18. WORK TO BE CONDUCTED OFF-CAMPUS (INCLUDING FIELD RESEARCH AND TEACHING) If the research or teaching involves the use of some Cal Poly Pomona facilities (e.g., the housing of animals) but will occur primarily at another institution which is taking responsibility for approval of the protocol, provide a copy of the IACUC approval from that host institution. If this is the case, you need only complete the sections of this protocol form which relate to the use of Cal Poly Pomona facilities. Please provide a clear explanation of how the Cal Poly Pomona facilities will be involved under Section III "Description of the proposed use of animals."
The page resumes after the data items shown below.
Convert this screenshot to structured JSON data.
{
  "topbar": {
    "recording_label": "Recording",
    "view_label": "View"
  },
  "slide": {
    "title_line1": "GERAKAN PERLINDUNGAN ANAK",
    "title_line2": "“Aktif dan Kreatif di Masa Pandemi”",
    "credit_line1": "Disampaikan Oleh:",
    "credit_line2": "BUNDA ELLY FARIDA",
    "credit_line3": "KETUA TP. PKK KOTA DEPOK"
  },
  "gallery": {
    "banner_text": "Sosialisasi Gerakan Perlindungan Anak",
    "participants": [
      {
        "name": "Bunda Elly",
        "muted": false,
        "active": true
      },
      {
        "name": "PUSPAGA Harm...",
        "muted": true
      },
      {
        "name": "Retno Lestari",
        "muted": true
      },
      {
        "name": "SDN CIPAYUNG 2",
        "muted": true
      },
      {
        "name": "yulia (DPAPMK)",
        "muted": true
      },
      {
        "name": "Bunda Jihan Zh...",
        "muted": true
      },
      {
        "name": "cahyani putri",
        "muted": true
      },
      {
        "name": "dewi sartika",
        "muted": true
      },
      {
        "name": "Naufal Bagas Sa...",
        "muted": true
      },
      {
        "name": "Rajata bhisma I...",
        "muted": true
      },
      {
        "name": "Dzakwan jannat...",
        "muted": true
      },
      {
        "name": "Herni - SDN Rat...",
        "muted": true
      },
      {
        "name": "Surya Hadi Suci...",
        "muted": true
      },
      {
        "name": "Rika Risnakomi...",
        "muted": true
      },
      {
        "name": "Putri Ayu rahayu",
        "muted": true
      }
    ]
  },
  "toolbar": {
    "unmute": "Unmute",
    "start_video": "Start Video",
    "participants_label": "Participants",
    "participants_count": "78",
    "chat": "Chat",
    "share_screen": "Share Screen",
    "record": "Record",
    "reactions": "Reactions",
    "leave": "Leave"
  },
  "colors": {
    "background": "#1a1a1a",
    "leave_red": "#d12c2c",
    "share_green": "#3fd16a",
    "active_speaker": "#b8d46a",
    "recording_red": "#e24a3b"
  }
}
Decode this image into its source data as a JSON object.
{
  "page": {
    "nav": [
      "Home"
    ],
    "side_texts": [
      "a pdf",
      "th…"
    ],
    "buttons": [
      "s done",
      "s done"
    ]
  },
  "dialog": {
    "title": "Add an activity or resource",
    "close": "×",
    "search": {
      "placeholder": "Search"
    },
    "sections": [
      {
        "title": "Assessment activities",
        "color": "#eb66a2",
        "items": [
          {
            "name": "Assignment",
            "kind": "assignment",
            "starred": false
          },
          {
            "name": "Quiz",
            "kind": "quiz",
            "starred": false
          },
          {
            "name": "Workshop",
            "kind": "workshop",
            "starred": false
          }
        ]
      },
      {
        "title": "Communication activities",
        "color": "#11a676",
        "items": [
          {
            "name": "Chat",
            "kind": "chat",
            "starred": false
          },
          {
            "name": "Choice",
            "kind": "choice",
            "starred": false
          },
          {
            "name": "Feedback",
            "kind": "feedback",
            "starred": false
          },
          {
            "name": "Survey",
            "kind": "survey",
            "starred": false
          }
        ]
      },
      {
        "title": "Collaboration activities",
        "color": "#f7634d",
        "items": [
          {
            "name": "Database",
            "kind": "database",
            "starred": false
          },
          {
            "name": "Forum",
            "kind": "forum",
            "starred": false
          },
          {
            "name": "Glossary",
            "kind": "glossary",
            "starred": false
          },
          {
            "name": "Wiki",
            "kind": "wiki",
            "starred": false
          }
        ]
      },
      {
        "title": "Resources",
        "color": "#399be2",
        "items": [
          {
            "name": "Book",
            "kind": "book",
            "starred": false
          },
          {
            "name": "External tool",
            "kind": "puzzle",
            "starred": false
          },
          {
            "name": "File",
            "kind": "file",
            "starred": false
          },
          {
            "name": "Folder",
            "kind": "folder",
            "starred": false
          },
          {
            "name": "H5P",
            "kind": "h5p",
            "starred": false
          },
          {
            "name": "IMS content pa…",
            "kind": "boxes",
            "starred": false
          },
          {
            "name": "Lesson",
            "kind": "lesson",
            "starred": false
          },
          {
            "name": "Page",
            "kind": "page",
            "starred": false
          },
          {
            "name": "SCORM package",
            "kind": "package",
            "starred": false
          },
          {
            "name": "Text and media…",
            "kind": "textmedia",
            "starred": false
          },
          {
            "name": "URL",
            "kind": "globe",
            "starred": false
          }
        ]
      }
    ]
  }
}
Field research or teaching: Complete all relevant sections of this protocol application. Explain the location of the study site and, where appropriate, provide evidence of permission (permit, license; see 17.D.) to use the site. See also the ACUC policy on transport of animals while conducting studies in the field regarding animal care and personnel safety.
19. COLLABORATORS OR EXPERTS CONTRIBUTING TO THE PROJECT. List all collaborators or other experts who will contribute substantially to this project, and explain their participation and qualifications for the intended contributions.
20. LITERATURE CITED FOR THE RESEARCH PROJECT (FACULTY OR STUDENT). Provide a complete list of the literature cited. This could be relevant to the animal model, housing, methods, or other.
21. PRINCIPAL INVESTIGATOR (PI) PUBLICATIONS RESULTING FROM PREVIOUS USE OF ANIMALS IN RESEARCH. Provide a complete list of PI publications that have resulted from the use of animals in research.